Мои носки он берег. Они сгорели неношенными.
Мне 22. Я стою на старой мостине в резиновых сапогах. Дождик накрапывает, а в моем ведре только три окушка.
– Ленчик, иди домой. Комары зажрут!
– Еще немного постою и приду. Кошки рыбы хотят.
– Дам я им рыбы завтра. Попадет в катиску.
Он уходит с берега. А кошки смотрят на меня, потом на него, демонстративно поднимаются и вприпрыжку убегают за ним.

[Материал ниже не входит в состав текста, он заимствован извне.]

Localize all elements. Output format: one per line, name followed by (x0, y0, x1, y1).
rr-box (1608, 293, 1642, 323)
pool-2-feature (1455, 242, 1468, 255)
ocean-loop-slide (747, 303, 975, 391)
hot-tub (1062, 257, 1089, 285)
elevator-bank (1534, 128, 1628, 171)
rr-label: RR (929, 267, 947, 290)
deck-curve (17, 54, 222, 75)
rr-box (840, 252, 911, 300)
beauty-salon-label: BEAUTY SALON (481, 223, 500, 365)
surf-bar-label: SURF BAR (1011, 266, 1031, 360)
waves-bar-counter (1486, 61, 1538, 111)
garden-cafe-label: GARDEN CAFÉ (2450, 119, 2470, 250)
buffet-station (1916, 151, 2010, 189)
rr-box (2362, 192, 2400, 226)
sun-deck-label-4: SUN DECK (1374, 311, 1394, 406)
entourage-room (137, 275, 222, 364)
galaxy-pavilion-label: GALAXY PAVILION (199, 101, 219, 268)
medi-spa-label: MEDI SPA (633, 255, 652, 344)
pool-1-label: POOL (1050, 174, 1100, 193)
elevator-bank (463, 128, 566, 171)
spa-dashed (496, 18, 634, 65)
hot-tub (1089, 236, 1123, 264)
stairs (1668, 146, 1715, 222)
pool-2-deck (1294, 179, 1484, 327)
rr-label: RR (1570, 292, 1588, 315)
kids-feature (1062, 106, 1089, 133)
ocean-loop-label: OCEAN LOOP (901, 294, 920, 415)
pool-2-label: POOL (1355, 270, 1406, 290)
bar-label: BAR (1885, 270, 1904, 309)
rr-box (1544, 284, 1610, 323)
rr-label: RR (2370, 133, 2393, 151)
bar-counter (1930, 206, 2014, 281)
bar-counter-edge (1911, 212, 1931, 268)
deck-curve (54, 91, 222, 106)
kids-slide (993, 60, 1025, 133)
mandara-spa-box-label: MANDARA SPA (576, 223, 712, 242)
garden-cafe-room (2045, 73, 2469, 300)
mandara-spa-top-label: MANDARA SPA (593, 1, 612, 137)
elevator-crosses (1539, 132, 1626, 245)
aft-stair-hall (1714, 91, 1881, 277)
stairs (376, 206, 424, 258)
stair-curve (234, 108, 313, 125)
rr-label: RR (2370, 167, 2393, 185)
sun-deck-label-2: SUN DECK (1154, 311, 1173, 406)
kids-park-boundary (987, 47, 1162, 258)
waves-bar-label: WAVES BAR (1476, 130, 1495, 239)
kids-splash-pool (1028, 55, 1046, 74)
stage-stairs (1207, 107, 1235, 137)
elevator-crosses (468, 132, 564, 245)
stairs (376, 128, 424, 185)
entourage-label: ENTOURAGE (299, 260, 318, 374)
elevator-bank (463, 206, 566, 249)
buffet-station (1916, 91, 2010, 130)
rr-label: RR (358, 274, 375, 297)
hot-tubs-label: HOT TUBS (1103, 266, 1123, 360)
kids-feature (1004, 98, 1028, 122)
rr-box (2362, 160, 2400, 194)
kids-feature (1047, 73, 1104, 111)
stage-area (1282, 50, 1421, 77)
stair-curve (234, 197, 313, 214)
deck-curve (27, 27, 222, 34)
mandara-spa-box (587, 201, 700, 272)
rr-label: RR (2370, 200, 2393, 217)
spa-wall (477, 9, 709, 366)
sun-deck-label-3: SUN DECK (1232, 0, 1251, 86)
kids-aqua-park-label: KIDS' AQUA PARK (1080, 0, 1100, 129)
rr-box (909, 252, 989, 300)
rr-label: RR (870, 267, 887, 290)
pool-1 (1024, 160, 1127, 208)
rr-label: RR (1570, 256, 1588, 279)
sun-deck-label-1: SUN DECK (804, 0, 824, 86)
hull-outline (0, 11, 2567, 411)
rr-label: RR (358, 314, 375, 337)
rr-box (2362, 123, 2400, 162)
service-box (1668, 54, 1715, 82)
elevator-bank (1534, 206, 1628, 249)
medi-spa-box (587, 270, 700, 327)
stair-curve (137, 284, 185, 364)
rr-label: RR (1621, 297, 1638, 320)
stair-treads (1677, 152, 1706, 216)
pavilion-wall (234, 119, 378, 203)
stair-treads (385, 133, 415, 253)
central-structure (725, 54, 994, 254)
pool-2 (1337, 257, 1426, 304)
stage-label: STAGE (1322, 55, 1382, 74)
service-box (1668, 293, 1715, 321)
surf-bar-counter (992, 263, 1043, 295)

Кошки спаслись. Ходили на развалины дома еще месяц. Ходили и мяукали. Сидели в снегу и ждали. Прибились потом к другому деревенскому рыбаку, да так у него и остались. Все четыре.
Мне 27. Мы с мужем и сыном приезжаем на неделю в отпуск. Впереди первый день рождения сына. Дедушка-великан носит его на руках и все ему разрешает. А еще покупает ему килограмм шоколадных конфет.
Сын берет пакет с конфетами, я бросаюсь наперерез и кричу: «Ему нельзя конфеты, он еще маленький».
– Да брось ты, Ленчик, одну конфету хотя бы дай ребенку. Его же праздник.
– Ладно, сам дай одну.
Сын съедает и, весь в шоколаде, одуревший от невиданного ранее удовольствия, идет к дедушке просить еще. Я строго смотрю и веду его мыться.
Вечером мы пьем чай с конфетами.
– Ух родители, ребенку конфет не оставили, сами все съели, – ворчит великан. – Тебе-то в детстве разрешали.
Эту неделю в деревне мы до сих пор вспоминаем как одно из лучших путешествий в нашей семейной жизни. А теперь зеленый дом остался только в наших воспоминаниях да на общих фото.
Пожар
25 января, 6.40 утра. Открываю глаза под настойчивый телефонный звонок. Брат.
– Лена, дом в деревне горит. Дядьки нигде нет. Маме только не говори пока. Пожарные тушат, но там ничего уже не спасти, похоже.
Его нет в деревне. Он никогда не спит в чужих домах. Он вообще редко уходит из дома, потому что дом – это он сам.
Я закрываю глаза, во рту становится солоно, и моя надежда устремляется теперь на подушку указательного пальца, который жадно ищет нужный номер. Я звоню ему. Звоню, но получаю ответ, что абонент недоступен.